Although the present experiment did not use a single-photon microwave, it could in principle work with a one-photon process. The photon−spin entanglement measured with microwave polarization shown in Fig. 3 can be interpreted as a teleportation-based quantum state transfer of a polarized microwave photon into a polarized optical photon heralded by the detection of the ancilla state |0〉S occupation. On the other hand, the polarization coincidence of a photon and microwave shown in Fig. 4 serves as a phase transfer49 or conditional Bell measurement (see Supplementary Note 5). These schemes can be applied as a quantum transducer with quantum memories that interfaces superconducting or ion qubits with an optical photon via a microwave photon. Efficient transduction is expected, owing to the strong coupling of the orbital excited state with an electric field or mechanical vibration50,51 in an NV center. Other possible applications include multiphoton entangled resource for quantum networks and computation52,53,54,55.

In conclusion, we demonstrated geometric photon−spin entanglement via spontaneous emission with the help of the spin−orbit entanglement inherent in the molecular structure of the diamond NV center under a zero magnetic field. The combination of the demonstrated scheme with the heralded quantum state transfer of a photon polarization into a nuclear spin43,44 will establish a new scheme for generating heralded remote entanglement of quantum memories based on emission and absorption. The scheme is insensitive to the mode matching in time, frequency, and space, in contrast to the conventional scheme using Bell state measurement of two indistinguishable photons with a beam splitter in the middle56,57,58,59,60. These robustness are inherent in the physical system with complete special symmetry by excluding the unnecessary external fields. Our work paves the way for a mode-matching error-tolerant quantum network that interconnects heterogeneous quantum computers.

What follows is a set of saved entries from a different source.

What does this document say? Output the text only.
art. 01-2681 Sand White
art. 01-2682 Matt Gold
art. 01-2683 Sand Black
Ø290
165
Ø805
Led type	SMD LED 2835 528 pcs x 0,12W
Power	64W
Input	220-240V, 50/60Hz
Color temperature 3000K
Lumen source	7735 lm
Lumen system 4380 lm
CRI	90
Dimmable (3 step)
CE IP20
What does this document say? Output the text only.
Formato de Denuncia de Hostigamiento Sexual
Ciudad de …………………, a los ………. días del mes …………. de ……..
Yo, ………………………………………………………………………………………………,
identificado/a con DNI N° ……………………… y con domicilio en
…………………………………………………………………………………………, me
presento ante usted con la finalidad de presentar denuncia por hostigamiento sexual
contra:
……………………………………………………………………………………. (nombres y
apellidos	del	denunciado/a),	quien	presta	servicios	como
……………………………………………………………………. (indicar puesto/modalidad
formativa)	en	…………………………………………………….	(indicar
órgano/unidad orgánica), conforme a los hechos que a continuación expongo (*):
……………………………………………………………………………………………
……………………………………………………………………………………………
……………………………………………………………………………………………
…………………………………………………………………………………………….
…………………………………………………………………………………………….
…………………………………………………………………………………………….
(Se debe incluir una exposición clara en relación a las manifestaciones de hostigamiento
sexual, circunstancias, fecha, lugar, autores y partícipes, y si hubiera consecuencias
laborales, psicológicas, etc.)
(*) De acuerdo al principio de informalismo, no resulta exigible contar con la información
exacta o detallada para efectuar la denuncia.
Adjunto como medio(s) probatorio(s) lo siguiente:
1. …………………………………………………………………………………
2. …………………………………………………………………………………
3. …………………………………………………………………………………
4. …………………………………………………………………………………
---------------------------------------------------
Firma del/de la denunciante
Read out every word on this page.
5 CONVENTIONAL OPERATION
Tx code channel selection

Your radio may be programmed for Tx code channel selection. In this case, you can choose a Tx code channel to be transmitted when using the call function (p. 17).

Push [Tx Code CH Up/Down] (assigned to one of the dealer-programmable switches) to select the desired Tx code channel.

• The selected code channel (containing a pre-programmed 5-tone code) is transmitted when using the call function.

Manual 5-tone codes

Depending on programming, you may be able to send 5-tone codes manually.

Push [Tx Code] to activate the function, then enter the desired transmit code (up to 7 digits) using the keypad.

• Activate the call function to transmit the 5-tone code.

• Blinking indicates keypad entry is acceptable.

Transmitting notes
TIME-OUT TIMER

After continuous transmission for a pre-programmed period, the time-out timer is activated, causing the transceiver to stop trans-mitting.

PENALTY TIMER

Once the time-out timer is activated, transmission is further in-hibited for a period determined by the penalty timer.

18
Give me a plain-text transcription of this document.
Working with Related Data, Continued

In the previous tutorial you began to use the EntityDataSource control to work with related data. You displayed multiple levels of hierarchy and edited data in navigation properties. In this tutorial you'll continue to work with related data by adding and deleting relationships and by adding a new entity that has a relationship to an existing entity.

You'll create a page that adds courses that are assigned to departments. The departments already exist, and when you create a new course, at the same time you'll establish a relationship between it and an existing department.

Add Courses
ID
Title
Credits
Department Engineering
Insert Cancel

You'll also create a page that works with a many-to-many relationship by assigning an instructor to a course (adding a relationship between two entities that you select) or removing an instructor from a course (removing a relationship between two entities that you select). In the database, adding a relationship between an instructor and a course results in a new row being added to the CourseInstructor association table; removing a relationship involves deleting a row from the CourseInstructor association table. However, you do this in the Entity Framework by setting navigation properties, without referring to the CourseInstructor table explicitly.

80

We use a single naturally occurring NV center in a high-purity type IIa chemical-vapor deposition-grown diamond with a crystal orientation <100> produced by element six. The diamond is cooled to 5 K to control the electron orbitals coherently. In order to achieve a zero magnetic field, the residual magnetic field including the geomagnetic field is canceled out by a three-dimensional coil. The currents of the three coils are adjusted by monitoring spin-echo coherence time, which reaches its maximum at a zero magnetic field33. Optically detected magnetic resonance measurement confirms that there are no carbon nuclear spins with hyperfine interaction above 0.1 MHz. Two orthogonal copper wires are attached to the sample surface (Fig. 1d) to apply microwaves with arbitrary polarization, which is the same configuration as ref. 40. The optical system consists of a homemade confocal microscope system (Fig. 1d), which is similar to the system used in ref. 44. The green laser is used for charge and spin initialization by nonresonant excitation, and the two red lasers are used for preparation for the |A2〉 state and spin measurement using the |Ey〉 state by resonant excitation. The experimental sequences are controlled by a master homemade field-programmable gate array (FPGA) with a clock frequency of 100 MHz, which outputs digital signals to a directly modulated green laser, two acousto-optic modulators (AOM) for the red lasers, as well as the triggers for two slave arbitrary waveform generator (AWG) modulating two EOM for the red laser and two IQ mixers for the microwaves. In the spin-photon correlation experiment shown in Fig. 3, the signals from the two APD for PSB and ZPL photons are counted and processed by the FPGA in real time in order to make the spin measurements conditioned on the ZPL photon measurement.